Ate better this week and got downstairs to the gym a few times. So, I was expecting some results on the scale ... no dice, unfortunately.
Start weight: 220 pounds
Last week: 210
This week: 210
Change: 0
Total loss: 10 pounds
Fair enough.
We watched a marathon session of Channel 4's You Are What You Eat, aka "the poo show." Quack nutritionist "Doctor" Gillian McKeith examines the eyeballs, tongues, fingernails and excrement of fat Brits to diagnose specific vitamin deficiencies.

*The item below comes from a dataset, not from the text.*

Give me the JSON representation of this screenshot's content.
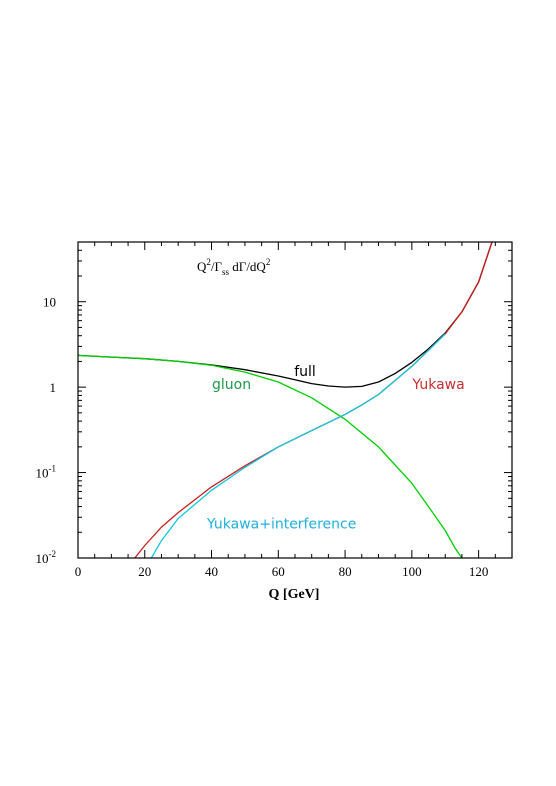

She badgers people about their evil food intake and bullies them into eating aduki beans, quinoa ("keen-wah"), millet (budgie food), and other tasteless food, plus hounds them into exercising. And, inevitably, they end up feeling bright, cheery, horny, happy, and about two stone lighter at the end of the eight-week intensive. As much as I think she's a fraud on several levels, there's no arguing with her success.
Point being, it's hard to sit through three hours of this stuff without feeling like making a change oneself. One episode spotlighted a big lady who drank a ridiculous amount of diet cola. I'm a diet cola apologist. I don't see the big deal. It's calorie-free. Granted, also nutrient-free, but aside from taking in some carbonic acid, what's the problem? Well, Mizz McKeith's voodoo science suggests that the caffeine assaults my adrenal system, leading to a cascading stress response, and blah blah blah don't drink diet cola, you big hump.
I considered my own caffeinated beverage consumption. It's not outrageous. Usually a sugar-free energy drink in the morning (Red Bull or an imitator), and a can of Diet Pepsi in the evening. On weekends it might be two, perhaps even three Diet Pepsis. Certainly nothing in the caffeine-addict range, or even approaching what a regular coffee or tea drinker might consume. Even so, I thought it might be interesting to experiment with water instead.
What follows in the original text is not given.